Hence, the fund is now outperforming by about the same amount that it was underperforming in the same part of the portfolio, Hitchcock said, and shifting to passive allowed the fund to utilise its resources better.  

“We decided that we really needed to put that energy into the private market asset classes, where we really felt like we would have the opportunity to outperform,” he said. 

However, UK’s Railpen doesn’t consider active management fees as a big issue. The fund has internalised two-thirds of its investment management. 

“On the public market side, we’ve got to about 50 per cent in equities; of that 50 per cent, we’ve got about 60 per cent in quantitative strategies and 40 per cent in fundamental portfolios,” said director of real assets and private markets Anna Rule. 

“Given I’ve seen their performance – yes, passive is cheap – but my fundamental team would argue that they’re both cheap. 

“They’ve been running that internal strategy for about the last eight years and have had about an outperformance versus ACWI of about 130 basis points.” 

The question of scale

When it comes to the scale discussion, the sentiment among funds is weighted heavily in favour of having greater scale, due to the potential access to deals, influence and cost structure benefits it may bring. CEM Benchmarking head of research Chris Flynn said the firm has not found evidence of diseconomies of scale so far. 

PSP Investments chief investment officer Eduard van Gelderen said being big has brought the fund many perks. 

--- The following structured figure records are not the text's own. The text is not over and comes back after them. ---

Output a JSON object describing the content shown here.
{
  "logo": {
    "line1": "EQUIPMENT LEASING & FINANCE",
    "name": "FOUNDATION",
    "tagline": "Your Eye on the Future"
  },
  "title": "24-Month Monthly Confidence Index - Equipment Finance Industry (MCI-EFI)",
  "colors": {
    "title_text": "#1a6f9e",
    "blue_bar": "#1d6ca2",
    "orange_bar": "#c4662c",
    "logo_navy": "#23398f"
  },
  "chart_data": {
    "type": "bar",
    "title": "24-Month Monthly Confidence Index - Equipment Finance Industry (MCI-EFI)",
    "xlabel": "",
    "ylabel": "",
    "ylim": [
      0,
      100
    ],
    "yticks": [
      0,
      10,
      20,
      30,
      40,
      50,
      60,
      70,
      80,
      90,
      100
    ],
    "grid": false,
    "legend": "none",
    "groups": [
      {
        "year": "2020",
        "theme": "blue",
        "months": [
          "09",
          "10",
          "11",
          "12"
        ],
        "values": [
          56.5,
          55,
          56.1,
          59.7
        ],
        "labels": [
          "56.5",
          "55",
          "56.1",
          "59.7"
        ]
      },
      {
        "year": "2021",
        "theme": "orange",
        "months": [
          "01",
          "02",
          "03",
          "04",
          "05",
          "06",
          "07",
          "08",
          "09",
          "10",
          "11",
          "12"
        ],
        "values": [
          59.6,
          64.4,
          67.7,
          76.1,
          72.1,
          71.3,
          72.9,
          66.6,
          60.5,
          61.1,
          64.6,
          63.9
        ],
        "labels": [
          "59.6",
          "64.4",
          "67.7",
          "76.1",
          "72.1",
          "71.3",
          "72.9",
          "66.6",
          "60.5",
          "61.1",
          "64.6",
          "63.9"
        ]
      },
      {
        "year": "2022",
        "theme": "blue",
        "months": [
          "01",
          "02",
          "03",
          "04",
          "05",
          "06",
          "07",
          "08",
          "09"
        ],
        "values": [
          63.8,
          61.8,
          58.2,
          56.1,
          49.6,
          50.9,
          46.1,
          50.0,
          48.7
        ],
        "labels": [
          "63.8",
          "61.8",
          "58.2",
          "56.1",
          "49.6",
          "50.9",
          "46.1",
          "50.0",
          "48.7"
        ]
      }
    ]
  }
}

“What I see happening in practice is that we are invited for specific deals, and there are only a handful of investors around the table [and] because we’re sitting at a table, we also dictate the terms of those deals,” he said.  

“Is there a limit to this? Well, we all know Norges Investment Bank, they’re so big that they have to basically invest passively all over the world. 

“I can only say for us there is a limitation on the public side, because I am not convinced that every active strategy we pursue actually has the capacity to do it. On the private side, at this point…there is no limit.” 

This view is echoed by Australian Retirement Trust, which gained massive scale in a short period of time from the merger of two Queensland-based pension funds, Sunsuper and QSuper. 

“Having spent the last couple of years on integration, we found that we really needed to focus on things that we’re going to be able to do well consistently – strategies that we won’t outgrow,” said the fund’s senior portfolio manager of investment strategy, Anne Blayney.  

“On the public market side, perhaps there will be some diseconomies of scale in that… as you get bigger and bigger, it’s going to be harder and harder to harness that alpha in some asset classes or some strategies.  

“But we haven’t we haven’t seen it as yet.”